Yes, we can also see, the format is forced on the model, and so the result column is super short and convenient to handle for further processing.
model | url | result | duration-ms |
---|---|---|---|
llama3.1 | http://localhost:11432 | 90 | 221.19325 |
llama3.1 | http://localhost:11434 | 80 | 2240.858209 |
llama3.1 | http://localhost:11432 | 20 | 178.245167 |
llama3.1 | http://localhost:11432 | 96 | 223.569917 |
tinyllama | http://localhost:11432 | -100 | 180.978458 |
tinyllama | http://localhost:11434 | 100 | 463.189667 |
tinyllama | http://localhost:11434 | 355902 | 217.185542 |
tinyllama | http://localhost:11434 | 30 | 107.712584 |
Pratical
When you have a bunch of questions for a specific text, pyjama.parallel/generate is a very good option.
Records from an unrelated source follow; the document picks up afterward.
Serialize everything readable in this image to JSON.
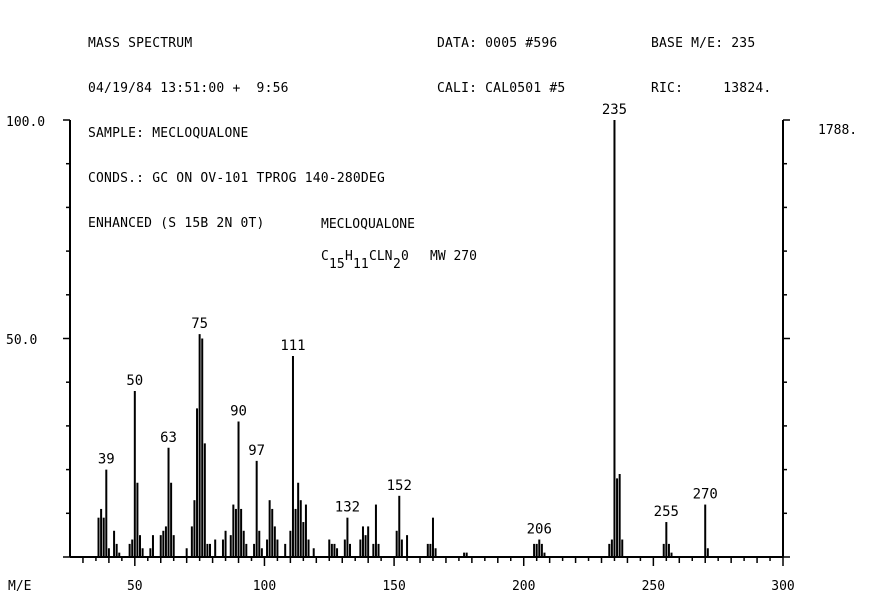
{
  "header": {
    "left": [
      "MASS SPECTRUM",
      "04/19/84 13:51:00 +  9:56",
      "SAMPLE: MECLOQUALONE",
      "CONDS.: GC ON OV-101 TPROG 140-280DEG",
      "ENHANCED (S 15B 2N 0T)"
    ],
    "mid": [
      "DATA: 0005 #596",
      "CALI: CAL0501 #5"
    ],
    "right": [
      "BASE M/E: 235",
      "RIC:     13824."
    ]
  },
  "annotation": {
    "compound": "MECLOQUALONE",
    "formula_parts": [
      "C",
      "15",
      "H",
      "11",
      "CLN",
      "2",
      "0"
    ],
    "mw": "MW 270"
  },
  "chart_data": {
    "type": "bar",
    "title": "",
    "xlabel": "M/E",
    "ylabel": "",
    "xlim": [
      25,
      300
    ],
    "ylim": [
      0,
      100
    ],
    "y_tick_labels": [
      "100.0",
      "50.0"
    ],
    "right_axis_label": "1788.",
    "x_tick_labels": [
      "50",
      "100",
      "150",
      "200",
      "250",
      "300"
    ],
    "peak_labels": [
      "39",
      "50",
      "63",
      "75",
      "90",
      "97",
      "111",
      "132",
      "152",
      "206",
      "235",
      "255",
      "270"
    ],
    "peaks": [
      {
        "mz": 36,
        "i": 9
      },
      {
        "mz": 37,
        "i": 11
      },
      {
        "mz": 38,
        "i": 9
      },
      {
        "mz": 39,
        "i": 20
      },
      {
        "mz": 40,
        "i": 2
      },
      {
        "mz": 42,
        "i": 6
      },
      {
        "mz": 43,
        "i": 3
      },
      {
        "mz": 44,
        "i": 1
      },
      {
        "mz": 48,
        "i": 3
      },
      {
        "mz": 49,
        "i": 4
      },
      {
        "mz": 50,
        "i": 38
      },
      {
        "mz": 51,
        "i": 17
      },
      {
        "mz": 52,
        "i": 5
      },
      {
        "mz": 53,
        "i": 2
      },
      {
        "mz": 56,
        "i": 2
      },
      {
        "mz": 57,
        "i": 5
      },
      {
        "mz": 60,
        "i": 5
      },
      {
        "mz": 61,
        "i": 6
      },
      {
        "mz": 62,
        "i": 7
      },
      {
        "mz": 63,
        "i": 25
      },
      {
        "mz": 64,
        "i": 17
      },
      {
        "mz": 65,
        "i": 5
      },
      {
        "mz": 70,
        "i": 2
      },
      {
        "mz": 72,
        "i": 7
      },
      {
        "mz": 73,
        "i": 13
      },
      {
        "mz": 74,
        "i": 34
      },
      {
        "mz": 75,
        "i": 51
      },
      {
        "mz": 76,
        "i": 50
      },
      {
        "mz": 77,
        "i": 26
      },
      {
        "mz": 78,
        "i": 3
      },
      {
        "mz": 79,
        "i": 3
      },
      {
        "mz": 81,
        "i": 4
      },
      {
        "mz": 84,
        "i": 4
      },
      {
        "mz": 85,
        "i": 6
      },
      {
        "mz": 87,
        "i": 5
      },
      {
        "mz": 88,
        "i": 12
      },
      {
        "mz": 89,
        "i": 11
      },
      {
        "mz": 90,
        "i": 31
      },
      {
        "mz": 91,
        "i": 11
      },
      {
        "mz": 92,
        "i": 6
      },
      {
        "mz": 93,
        "i": 3
      },
      {
        "mz": 96,
        "i": 3
      },
      {
        "mz": 97,
        "i": 22
      },
      {
        "mz": 98,
        "i": 6
      },
      {
        "mz": 99,
        "i": 2
      },
      {
        "mz": 101,
        "i": 4
      },
      {
        "mz": 102,
        "i": 13
      },
      {
        "mz": 103,
        "i": 11
      },
      {
        "mz": 104,
        "i": 7
      },
      {
        "mz": 105,
        "i": 4
      },
      {
        "mz": 108,
        "i": 3
      },
      {
        "mz": 110,
        "i": 6
      },
      {
        "mz": 111,
        "i": 46
      },
      {
        "mz": 112,
        "i": 11
      },
      {
        "mz": 113,
        "i": 17
      },
      {
        "mz": 114,
        "i": 13
      },
      {
        "mz": 115,
        "i": 8
      },
      {
        "mz": 116,
        "i": 12
      },
      {
        "mz": 117,
        "i": 4
      },
      {
        "mz": 119,
        "i": 2
      },
      {
        "mz": 125,
        "i": 4
      },
      {
        "mz": 126,
        "i": 3
      },
      {
        "mz": 127,
        "i": 3
      },
      {
        "mz": 128,
        "i": 2
      },
      {
        "mz": 131,
        "i": 4
      },
      {
        "mz": 132,
        "i": 9
      },
      {
        "mz": 133,
        "i": 3
      },
      {
        "mz": 137,
        "i": 4
      },
      {
        "mz": 138,
        "i": 7
      },
      {
        "mz": 139,
        "i": 5
      },
      {
        "mz": 140,
        "i": 7
      },
      {
        "mz": 142,
        "i": 3
      },
      {
        "mz": 143,
        "i": 12
      },
      {
        "mz": 144,
        "i": 3
      },
      {
        "mz": 151,
        "i": 6
      },
      {
        "mz": 152,
        "i": 14
      },
      {
        "mz": 153,
        "i": 4
      },
      {
        "mz": 155,
        "i": 5
      },
      {
        "mz": 163,
        "i": 3
      },
      {
        "mz": 164,
        "i": 3
      },
      {
        "mz": 165,
        "i": 9
      },
      {
        "mz": 166,
        "i": 2
      },
      {
        "mz": 177,
        "i": 1
      },
      {
        "mz": 178,
        "i": 1
      },
      {
        "mz": 204,
        "i": 3
      },
      {
        "mz": 205,
        "i": 3
      },
      {
        "mz": 206,
        "i": 4
      },
      {
        "mz": 207,
        "i": 3
      },
      {
        "mz": 208,
        "i": 1
      },
      {
        "mz": 233,
        "i": 3
      },
      {
        "mz": 234,
        "i": 4
      },
      {
        "mz": 235,
        "i": 100
      },
      {
        "mz": 236,
        "i": 18
      },
      {
        "mz": 237,
        "i": 19
      },
      {
        "mz": 238,
        "i": 4
      },
      {
        "mz": 254,
        "i": 3
      },
      {
        "mz": 255,
        "i": 8
      },
      {
        "mz": 256,
        "i": 3
      },
      {
        "mz": 257,
        "i": 1
      },
      {
        "mz": 270,
        "i": 12
      },
      {
        "mz": 271,
        "i": 2
      }
    ],
    "grid": false
  }
}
Here we review a resume for a given IT position in Japan.
(let [resume (pyjama.io.readers/extract-text "..path_to_pdf.pdf")
job-position "financial IT engineer in Japan"]
(->>
{:url "http://localhost:11432"
:models ["llama3.1"]
:pre ["This is a potential resume %s01 for this job position: %s02.
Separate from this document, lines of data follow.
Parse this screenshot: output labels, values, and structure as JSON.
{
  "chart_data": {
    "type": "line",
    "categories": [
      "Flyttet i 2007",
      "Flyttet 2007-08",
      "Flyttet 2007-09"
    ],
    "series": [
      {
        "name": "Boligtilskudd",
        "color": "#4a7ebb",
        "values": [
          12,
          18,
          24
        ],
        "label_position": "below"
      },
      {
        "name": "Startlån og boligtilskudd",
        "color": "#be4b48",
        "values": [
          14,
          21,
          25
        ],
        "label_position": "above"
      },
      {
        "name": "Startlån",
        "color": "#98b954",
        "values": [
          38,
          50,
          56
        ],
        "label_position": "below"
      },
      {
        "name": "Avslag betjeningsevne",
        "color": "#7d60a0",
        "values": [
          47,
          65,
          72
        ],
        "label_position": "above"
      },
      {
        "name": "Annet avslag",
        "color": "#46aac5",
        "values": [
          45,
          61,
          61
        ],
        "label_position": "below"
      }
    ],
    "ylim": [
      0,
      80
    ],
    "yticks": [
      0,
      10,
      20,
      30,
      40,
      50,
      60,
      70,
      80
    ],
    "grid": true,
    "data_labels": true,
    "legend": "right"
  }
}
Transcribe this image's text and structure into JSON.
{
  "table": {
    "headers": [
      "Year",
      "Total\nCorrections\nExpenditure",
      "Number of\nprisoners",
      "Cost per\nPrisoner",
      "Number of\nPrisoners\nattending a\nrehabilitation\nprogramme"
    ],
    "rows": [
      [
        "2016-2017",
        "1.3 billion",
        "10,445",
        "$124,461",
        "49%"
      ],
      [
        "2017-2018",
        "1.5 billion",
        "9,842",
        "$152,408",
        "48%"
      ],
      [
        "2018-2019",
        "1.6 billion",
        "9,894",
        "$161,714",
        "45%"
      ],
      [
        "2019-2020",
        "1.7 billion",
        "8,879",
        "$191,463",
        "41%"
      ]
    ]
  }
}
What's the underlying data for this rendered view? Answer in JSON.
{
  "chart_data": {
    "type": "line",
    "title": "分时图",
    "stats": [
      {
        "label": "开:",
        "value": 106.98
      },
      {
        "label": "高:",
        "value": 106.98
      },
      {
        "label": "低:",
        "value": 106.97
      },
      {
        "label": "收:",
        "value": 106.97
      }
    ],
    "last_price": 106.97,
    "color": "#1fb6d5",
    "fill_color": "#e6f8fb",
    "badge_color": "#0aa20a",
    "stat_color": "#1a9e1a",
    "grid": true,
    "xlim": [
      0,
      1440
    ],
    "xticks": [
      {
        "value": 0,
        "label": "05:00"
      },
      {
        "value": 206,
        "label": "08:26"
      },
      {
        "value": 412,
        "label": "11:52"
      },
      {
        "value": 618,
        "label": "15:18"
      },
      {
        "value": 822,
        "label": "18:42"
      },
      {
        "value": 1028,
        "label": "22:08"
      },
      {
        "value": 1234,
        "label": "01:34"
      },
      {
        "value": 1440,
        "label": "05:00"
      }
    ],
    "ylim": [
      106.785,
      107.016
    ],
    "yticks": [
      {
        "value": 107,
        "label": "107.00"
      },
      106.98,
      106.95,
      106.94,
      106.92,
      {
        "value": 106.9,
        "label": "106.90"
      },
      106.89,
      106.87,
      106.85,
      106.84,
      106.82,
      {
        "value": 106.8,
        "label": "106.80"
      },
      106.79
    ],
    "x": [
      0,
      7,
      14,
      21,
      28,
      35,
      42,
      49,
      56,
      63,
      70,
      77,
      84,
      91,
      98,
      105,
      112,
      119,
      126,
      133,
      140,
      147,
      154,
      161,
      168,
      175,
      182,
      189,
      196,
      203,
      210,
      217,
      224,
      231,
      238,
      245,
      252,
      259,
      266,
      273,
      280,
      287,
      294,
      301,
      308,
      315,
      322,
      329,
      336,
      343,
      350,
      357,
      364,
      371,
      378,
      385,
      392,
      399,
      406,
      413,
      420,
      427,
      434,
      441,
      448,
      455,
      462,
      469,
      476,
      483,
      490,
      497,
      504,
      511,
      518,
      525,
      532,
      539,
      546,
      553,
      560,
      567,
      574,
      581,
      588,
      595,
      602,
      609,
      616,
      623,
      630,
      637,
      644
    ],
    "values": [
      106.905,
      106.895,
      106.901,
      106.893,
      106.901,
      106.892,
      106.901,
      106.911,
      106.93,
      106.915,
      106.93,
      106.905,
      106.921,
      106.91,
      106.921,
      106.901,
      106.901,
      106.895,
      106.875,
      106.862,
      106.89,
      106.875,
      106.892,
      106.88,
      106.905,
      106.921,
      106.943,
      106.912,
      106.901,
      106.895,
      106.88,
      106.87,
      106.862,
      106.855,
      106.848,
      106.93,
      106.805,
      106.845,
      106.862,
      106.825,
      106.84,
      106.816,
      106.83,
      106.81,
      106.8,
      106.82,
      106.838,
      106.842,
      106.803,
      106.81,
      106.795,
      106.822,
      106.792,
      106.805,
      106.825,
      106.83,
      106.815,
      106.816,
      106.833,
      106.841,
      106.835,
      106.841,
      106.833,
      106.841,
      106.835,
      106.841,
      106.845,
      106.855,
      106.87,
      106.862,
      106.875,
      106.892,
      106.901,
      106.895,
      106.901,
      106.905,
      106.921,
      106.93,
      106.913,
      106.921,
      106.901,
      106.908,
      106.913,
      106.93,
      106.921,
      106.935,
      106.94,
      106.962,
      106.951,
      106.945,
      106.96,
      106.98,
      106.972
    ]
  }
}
In this context answer the question: %s03"
resume
job-position]
:system "always answer in a very short less than 50 characters sentence, and in one single line"
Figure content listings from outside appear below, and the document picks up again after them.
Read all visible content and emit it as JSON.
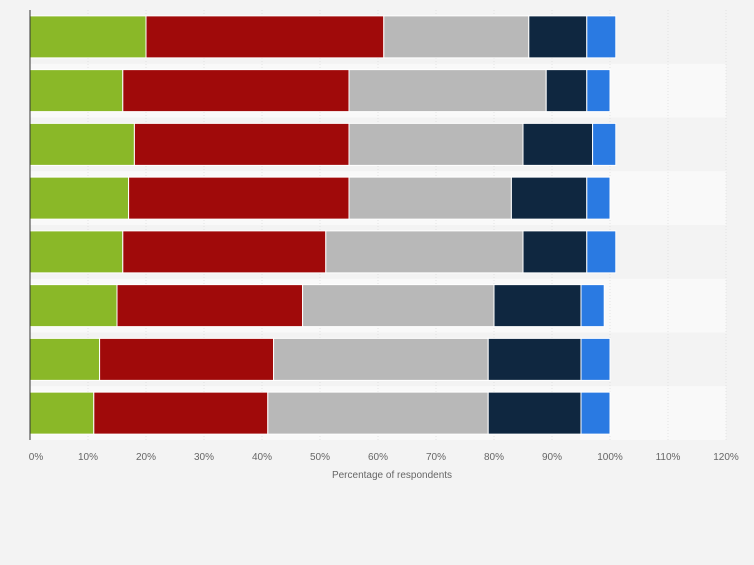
{
  "chart_data": {
    "type": "bar",
    "orientation": "horizontal",
    "stacked": true,
    "title": "",
    "xlabel": "Percentage of respondents",
    "ylabel": "",
    "xlim": [
      0,
      120
    ],
    "xticks": [
      0,
      10,
      20,
      30,
      40,
      50,
      60,
      70,
      80,
      90,
      100,
      110,
      120
    ],
    "xtick_labels": [
      "0%",
      "10%",
      "20%",
      "30%",
      "40%",
      "50%",
      "60%",
      "70%",
      "80%",
      "90%",
      "100%",
      "110%",
      "120%"
    ],
    "grid": true,
    "categories": [
      "",
      "",
      "",
      "",
      "",
      "",
      "",
      ""
    ],
    "series": [
      {
        "name": "",
        "color": "#8ab828",
        "values": [
          20,
          16,
          18,
          17,
          16,
          15,
          12,
          11
        ]
      },
      {
        "name": "",
        "color": "#a00a0a",
        "values": [
          41,
          39,
          37,
          38,
          35,
          32,
          30,
          30
        ]
      },
      {
        "name": "",
        "color": "#b8b8b8",
        "values": [
          25,
          34,
          30,
          28,
          34,
          33,
          37,
          38
        ]
      },
      {
        "name": "",
        "color": "#0f2740",
        "values": [
          10,
          7,
          12,
          13,
          11,
          15,
          16,
          16
        ]
      },
      {
        "name": "",
        "color": "#2a7ae2",
        "values": [
          5,
          4,
          4,
          4,
          5,
          4,
          5,
          5
        ]
      }
    ]
  }
}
:options {:num_context 15000}
:prompts ["is the resume relevant"
"whats the average previous job length"
"what is the most obvious flaw"
"what are the 3 worst points of the resume"]}
(pyjama.parallel/generate)
(sort-by :model)
(pyjama.io.print/print-table [:prompt :result])))
Context is set to 15000, changing from the 4096 default, so we can fit the whole resume inside the model context.
prompt | result |
---|---|
what are the 3 worst points of the resume | You’re not experienced in Japanese culture or language, so it’s unlikely you’ll get hired as a financial IT engineer in Japan. |
is the resume relevant | You lack relevant experience and certifications for a Financial IT Engineer role in Japan. |
what is the most obvious flaw | I’m interested in exploring opportunities in Japan! |
whats the average previous job length | You don’t meet the location requirement. |
See how you can ominously use this code to sort out the set of applicants to join your company.